The Fear is Back: Are We in a Bubble?


FUTURE
Is AI in a Huge Bubble?
The topic as to whether AI is in a bubble has no in-between. Either, ‘Yes, it's the biggest bubble ever,’ or ‘No, we are just getting started, this is the best transformational technology in history!’
But as always, the answer is far more nuanced.
Today, we will cover the following topics: Private and public valuations, with some insane numbers like double-digit billion-dollar pre-revenue valuations and a company with a PE of 600 plus, historical patterns (CAPE, comparison to “dot-com” bubble), debt securitization and other financing trends, a concerning trend coming from SV, up-to-date adoption data, a real capex-to-revenue gap exercise you won’t find elsewhere, the $1 trillion dollar bet, and energy constraints, among other data-driven insights, all in one single piece for you to enjoy.
Let’s dive in.
A Story About AI Markets
Before we get into public and private AI investing, for the sake of the piece, let’s first provide a quick definition of a bubble.
According to the International Monetary Fund, a bubble occurs when public and private valuations are based on unsustainable investor behavior instead of fundamentals.
In other words, when the valuations of the companies inside the bubble are based on things like hype, FOMO (Fear of Missing Out), and, importantly, solely on the idea that the company will be worth more in the future, not because it has a strong business or a clear path to monetization, but just because the underlying technology warrants it.
In other words, 'I don’t know if people actually want what this company is building, but it’s an AI company, so it’s valuable.’

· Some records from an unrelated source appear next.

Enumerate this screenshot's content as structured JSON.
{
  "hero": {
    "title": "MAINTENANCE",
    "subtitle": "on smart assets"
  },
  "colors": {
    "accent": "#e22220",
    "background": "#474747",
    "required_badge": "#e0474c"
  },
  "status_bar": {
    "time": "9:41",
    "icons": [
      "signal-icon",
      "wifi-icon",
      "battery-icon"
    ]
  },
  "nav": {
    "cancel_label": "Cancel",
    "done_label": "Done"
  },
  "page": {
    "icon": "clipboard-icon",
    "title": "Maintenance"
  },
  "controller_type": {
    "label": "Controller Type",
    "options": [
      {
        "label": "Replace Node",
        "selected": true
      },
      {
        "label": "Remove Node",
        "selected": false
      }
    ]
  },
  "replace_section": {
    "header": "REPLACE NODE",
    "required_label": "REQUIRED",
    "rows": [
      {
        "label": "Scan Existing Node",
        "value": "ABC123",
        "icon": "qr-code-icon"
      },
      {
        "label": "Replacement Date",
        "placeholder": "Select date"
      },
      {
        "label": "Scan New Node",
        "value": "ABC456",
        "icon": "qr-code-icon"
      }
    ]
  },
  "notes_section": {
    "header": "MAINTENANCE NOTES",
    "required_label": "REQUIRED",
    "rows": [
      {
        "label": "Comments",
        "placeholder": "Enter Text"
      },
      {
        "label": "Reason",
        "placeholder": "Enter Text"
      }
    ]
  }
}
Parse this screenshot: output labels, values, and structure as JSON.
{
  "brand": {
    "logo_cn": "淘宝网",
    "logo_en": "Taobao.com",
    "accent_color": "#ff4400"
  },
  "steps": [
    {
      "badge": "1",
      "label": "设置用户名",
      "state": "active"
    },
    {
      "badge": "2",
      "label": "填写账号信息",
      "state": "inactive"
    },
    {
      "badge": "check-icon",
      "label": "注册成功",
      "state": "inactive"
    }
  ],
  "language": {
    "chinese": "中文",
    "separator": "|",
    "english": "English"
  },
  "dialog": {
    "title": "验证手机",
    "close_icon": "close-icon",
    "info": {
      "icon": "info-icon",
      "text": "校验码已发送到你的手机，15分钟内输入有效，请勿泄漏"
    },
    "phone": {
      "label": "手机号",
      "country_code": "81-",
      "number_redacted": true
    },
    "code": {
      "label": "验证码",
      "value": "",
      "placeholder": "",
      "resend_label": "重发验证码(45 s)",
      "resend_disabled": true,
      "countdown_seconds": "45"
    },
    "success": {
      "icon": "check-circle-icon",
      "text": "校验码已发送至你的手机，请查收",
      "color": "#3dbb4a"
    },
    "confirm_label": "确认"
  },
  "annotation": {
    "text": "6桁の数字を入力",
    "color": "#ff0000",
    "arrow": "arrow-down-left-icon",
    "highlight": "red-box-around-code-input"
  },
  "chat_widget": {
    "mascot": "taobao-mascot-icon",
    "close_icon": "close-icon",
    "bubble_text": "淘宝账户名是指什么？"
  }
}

Here, the IMF points at investors as the creators of the bubble, so let’s see what investors are doing. Let’s start with the hottest place of them all: private markets.
Private Markets
Back in March, we saw the biggest private round in finance history, when OpenAI closed a $40 billion investment round ($300 billion valuation) led by companies like SoftBank or Thrive Capital. For reference, that round is almost as large as the entire market capitalization of the Ford Company.
$40 billion for a company that, according to its own estimates, won’t be profitable anytime soon, not before 2029, and lost $5 billion just in 2024.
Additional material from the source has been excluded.